It is good to know that a number of foreign corporates and individuals are showing interest in farming in Africa. Africa has been dependent on other countries for food for several decades. Land in Africa is not exploited much. If, for 2 to 3 decades, land is leased to foreign corporates/individuals, Africa can become self-sufficient or even surplus in food grains. But in some quarters, serious concern is shown on African land being used by foreigners to “sever” Africans from their cultural and socio-economic attachments to past, present and future. In this connection, it may be mentioned that this takes place not only by land alienation but also by:
- Globalization of the economy and
- Religious conversions.
Both of these are widely prevalent on the continent.
By including suitable safeguards in the land deals, such as those below, Africa can gain from increased land productivity.

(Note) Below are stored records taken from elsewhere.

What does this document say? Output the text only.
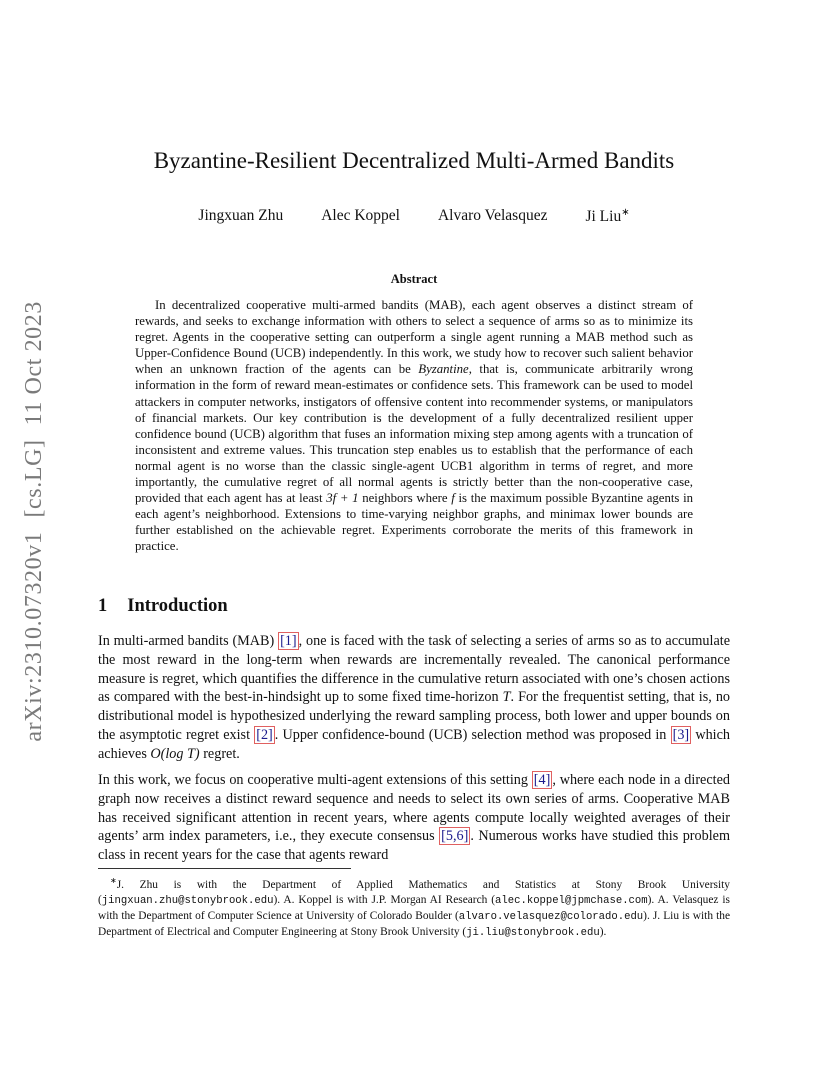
arXiv:2310.07320v1[cs.LG]11 Oct 2023
Byzantine-Resilient Decentralized Multi-Armed Bandits
Jingxuan Zhu Alec Koppel Alvaro Velasquez Ji Liu∗
Abstract

In decentralized cooperative multi-armed bandits (MAB), each agent observes a distinct stream of rewards, and seeks to exchange information with others to select a sequence of arms so as to minimize its regret. Agents in the cooperative setting can outperform a single agent running a MAB method such as Upper-Confidence Bound (UCB) independently. In this work, we study how to recover such salient behavior when an unknown fraction of the agents can be Byzantine, that is, communicate arbitrarily wrong information in the form of reward mean-estimates or confidence sets. This framework can be used to model attackers in computer networks, instigators of offensive content into recommender systems, or manipulators of financial markets. Our key contribution is the development of a fully decentralized resilient upper confidence bound (UCB) algorithm that fuses an information mixing step among agents with a truncation of inconsistent and extreme values. This truncation step enables us to establish that the performance of each normal agent is no worse than the classic single-agent UCB1 algorithm in terms of regret, and more importantly, the cumulative regret of all normal agents is strictly better than the non-cooperative case, provided that each agent has at least 3f + 1 neighbors where f is the maximum possible Byzantine agents in each agent’s neighborhood. Extensions to time-varying neighbor graphs, and minimax lower bounds are further established on the achievable regret. Experiments corroborate the merits of this framework in practice.

1 Introduction

In multi-armed bandits (MAB) [1] , one is faced with the task of selecting a series of arms so as to accumulate the most reward in the long-term when rewards are incrementally revealed. The canonical performance measure is regret, which quantifies the difference in the cumulative return associated with one’s chosen actions as compared with the best-in-hindsight up to some fixed time-horizon T. For the frequentist setting, that is, no distributional model is hypothesized underlying the reward sampling process, both lower and upper bounds on the asymptotic regret exist [2] . Upper confidence-bound (UCB) selection method was proposed in [3] which achieves O(log T) regret.

In this work, we focus on cooperative multi-agent extensions of this setting [4] , where each node in a directed graph now receives a distinct reward sequence and needs to select its own series of arms. Cooperative MAB has received significant attention in recent years, where agents compute locally weighted averages of their agents’ arm index parameters, i.e., they execute consensus [5,6] . Numerous works have studied this problem class in recent years for the case that agents reward

∗J. Zhu is with the Department of Applied Mathematics and Statistics at Stony Brook University (jingxuan.zhu@stonybrook.edu). A. Koppel is with J.P. Morgan AI Research (alec.koppel@jpmchase.com). A. Velasquez is with the Department of Computer Science at University of Colorado Boulder (alvaro.velasquez@colorado.edu). J. Liu is with the Department of Electrical and Computer Engineering at Stony Brook University (ji.liu@stonybrook.edu).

- Defining a maximum number of years for which the land could be leased with options for lease extentions
- Requiring land to be returned to its original owner after the lease with all agricultural implements/equipment free of cost
- Limiting the number of foreign workers on the land
- Requiring foreigners to first satisfy domestic needs of their produce and then exporting the surplus
- Limiting the number of land deals per year
- Specifying the crops to be cultivated, land development to be undertaken and the irrigation facilities to be created
- Other conditions similar to “Build, Operate and Transfer” mode in infrastructure projects
With prudent policies, land deals would be a great boon to Africa.